Kongjian Yu: The Visionary Behind Sponge Cities

Throughout the interview, Dultzin highlighted the legacy of Chinese architect Kongjian Yu, a Harvard alumnus and founder of Turenscape.

“Kongjian proved that infrastructure can be poetic; water is accompanied, not channeled,” Dultzin recounted.

His proposal for sponge cities transformed urban planning in China, where the program grew from 30 to over 600 cities in less than a decade and is now part of national policy.

The expert explained that Yu inspired Mexico to explore the ecological restoration of the Tula, Atoyac, and Lerma-Santiago rivers using the same approach: releasing water, removing pavement, and restoring the land’s natural response capacity.

Tragically, on September 24, 2025, Kongjian Yu perished in a plane crash in the Brazilian Pantanal while filming a documentary on wetlands following his participation in the São Paulo Biennale. His death caused international shock: then-President Luiz Inácio Lula da Silva expressed “sadness and consternation” over the loss of “a global reference uniting quality of life and environmental protection.”
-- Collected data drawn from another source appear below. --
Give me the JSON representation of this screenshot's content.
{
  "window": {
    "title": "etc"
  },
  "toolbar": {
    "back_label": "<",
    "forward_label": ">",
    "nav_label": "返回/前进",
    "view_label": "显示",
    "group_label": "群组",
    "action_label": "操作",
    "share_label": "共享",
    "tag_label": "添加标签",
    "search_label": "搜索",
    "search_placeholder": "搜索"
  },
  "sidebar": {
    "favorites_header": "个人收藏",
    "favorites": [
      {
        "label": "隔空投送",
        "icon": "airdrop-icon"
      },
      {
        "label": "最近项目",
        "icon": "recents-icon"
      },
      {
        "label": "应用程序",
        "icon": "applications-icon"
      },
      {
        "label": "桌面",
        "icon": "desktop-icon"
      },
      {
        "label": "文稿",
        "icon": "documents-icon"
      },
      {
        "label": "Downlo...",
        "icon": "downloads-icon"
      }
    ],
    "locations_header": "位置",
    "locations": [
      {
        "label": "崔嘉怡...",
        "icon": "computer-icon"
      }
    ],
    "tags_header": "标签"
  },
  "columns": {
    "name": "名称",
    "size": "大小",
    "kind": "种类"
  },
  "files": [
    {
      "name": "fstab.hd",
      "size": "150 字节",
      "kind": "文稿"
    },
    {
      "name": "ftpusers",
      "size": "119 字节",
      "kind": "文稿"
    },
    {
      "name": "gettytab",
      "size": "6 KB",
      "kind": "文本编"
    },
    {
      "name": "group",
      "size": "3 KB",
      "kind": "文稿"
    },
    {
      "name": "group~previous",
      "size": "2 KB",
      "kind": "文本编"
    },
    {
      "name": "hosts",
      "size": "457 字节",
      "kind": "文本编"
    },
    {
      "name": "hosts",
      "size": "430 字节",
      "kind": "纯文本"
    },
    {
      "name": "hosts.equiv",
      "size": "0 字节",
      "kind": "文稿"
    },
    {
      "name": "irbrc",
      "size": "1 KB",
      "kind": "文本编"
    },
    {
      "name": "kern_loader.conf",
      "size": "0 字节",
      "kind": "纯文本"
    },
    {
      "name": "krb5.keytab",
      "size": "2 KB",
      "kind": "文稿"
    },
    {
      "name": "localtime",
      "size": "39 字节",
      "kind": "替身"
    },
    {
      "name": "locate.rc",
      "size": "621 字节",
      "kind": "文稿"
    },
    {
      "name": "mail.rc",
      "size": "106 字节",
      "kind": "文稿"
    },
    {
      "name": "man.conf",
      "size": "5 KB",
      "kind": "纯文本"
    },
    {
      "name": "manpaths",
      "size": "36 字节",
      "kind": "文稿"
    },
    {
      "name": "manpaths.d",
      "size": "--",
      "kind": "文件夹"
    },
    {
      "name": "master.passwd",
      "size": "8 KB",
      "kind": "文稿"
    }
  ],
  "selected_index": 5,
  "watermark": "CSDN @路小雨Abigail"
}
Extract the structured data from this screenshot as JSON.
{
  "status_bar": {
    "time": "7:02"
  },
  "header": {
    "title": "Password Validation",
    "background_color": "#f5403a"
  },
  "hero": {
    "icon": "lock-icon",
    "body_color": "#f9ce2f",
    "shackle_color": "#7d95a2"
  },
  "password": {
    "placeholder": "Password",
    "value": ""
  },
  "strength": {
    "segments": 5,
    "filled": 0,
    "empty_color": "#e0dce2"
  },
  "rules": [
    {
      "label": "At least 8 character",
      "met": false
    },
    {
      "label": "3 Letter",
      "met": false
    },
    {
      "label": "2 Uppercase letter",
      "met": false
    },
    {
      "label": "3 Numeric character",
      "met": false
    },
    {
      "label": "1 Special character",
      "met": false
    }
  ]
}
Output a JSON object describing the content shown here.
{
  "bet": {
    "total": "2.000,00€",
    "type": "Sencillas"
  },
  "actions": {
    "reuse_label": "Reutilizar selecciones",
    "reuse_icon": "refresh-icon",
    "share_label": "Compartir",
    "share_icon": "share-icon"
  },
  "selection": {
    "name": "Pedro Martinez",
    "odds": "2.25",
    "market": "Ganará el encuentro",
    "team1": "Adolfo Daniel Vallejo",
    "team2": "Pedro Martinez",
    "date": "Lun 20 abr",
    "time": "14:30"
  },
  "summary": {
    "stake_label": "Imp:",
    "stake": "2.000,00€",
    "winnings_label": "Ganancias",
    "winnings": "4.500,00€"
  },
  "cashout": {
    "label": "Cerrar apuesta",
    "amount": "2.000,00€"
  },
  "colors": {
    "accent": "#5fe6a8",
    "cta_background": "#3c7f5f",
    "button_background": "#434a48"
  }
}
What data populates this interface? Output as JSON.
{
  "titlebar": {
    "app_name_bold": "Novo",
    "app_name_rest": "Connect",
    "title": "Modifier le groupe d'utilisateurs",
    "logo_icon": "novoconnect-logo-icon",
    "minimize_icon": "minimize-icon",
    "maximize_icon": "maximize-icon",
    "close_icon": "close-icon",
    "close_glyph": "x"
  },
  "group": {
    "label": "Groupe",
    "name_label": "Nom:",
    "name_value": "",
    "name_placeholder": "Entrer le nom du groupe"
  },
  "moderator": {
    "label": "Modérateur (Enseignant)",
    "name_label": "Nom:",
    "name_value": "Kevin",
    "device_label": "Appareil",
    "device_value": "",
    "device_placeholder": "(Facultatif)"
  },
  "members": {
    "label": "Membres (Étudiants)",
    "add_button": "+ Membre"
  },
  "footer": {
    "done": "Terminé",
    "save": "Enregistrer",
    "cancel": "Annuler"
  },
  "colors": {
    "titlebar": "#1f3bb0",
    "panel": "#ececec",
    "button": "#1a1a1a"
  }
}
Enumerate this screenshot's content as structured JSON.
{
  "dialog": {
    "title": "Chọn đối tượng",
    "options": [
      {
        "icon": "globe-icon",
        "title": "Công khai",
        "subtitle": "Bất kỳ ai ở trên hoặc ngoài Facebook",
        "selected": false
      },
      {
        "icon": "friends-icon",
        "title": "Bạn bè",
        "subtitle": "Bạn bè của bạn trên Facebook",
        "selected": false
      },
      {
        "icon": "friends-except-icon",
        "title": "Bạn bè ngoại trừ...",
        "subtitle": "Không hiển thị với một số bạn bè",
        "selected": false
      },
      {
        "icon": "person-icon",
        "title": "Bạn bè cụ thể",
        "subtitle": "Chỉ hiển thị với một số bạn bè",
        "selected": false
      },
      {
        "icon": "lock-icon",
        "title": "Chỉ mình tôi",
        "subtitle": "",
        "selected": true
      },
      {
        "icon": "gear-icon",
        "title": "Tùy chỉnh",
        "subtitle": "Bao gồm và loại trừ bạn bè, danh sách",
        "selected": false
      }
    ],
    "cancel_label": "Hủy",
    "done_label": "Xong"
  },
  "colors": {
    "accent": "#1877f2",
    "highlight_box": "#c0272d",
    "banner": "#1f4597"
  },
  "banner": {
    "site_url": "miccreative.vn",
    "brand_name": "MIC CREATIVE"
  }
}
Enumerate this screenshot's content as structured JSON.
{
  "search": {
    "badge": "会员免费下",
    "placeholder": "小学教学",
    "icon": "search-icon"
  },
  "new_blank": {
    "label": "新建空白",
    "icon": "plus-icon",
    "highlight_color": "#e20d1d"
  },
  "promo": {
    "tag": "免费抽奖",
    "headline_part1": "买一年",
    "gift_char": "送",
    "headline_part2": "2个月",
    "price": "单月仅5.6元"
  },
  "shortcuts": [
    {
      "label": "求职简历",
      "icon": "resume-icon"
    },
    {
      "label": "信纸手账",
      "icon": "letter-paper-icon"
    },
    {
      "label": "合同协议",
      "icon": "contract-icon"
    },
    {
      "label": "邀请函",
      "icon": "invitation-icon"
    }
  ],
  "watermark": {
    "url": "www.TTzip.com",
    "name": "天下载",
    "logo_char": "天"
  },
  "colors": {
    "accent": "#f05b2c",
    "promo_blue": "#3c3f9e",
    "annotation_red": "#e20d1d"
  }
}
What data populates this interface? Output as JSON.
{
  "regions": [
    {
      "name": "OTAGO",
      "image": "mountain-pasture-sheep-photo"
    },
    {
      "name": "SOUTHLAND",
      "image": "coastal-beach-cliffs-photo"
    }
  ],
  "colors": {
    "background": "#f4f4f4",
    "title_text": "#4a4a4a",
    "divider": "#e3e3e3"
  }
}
A Paradigm Shift Starting Locally

Experts agreed that Mexico has the opportunity to become a Latin American leader in nature-based solutions if it successfully integrates its water, urban, and social policies under the sponge watersheds model.

“Each neighborhood, municipality, and watershed must reconnect with water for true hydrological, ecological, and economic security of the country,” Dultzin stressed.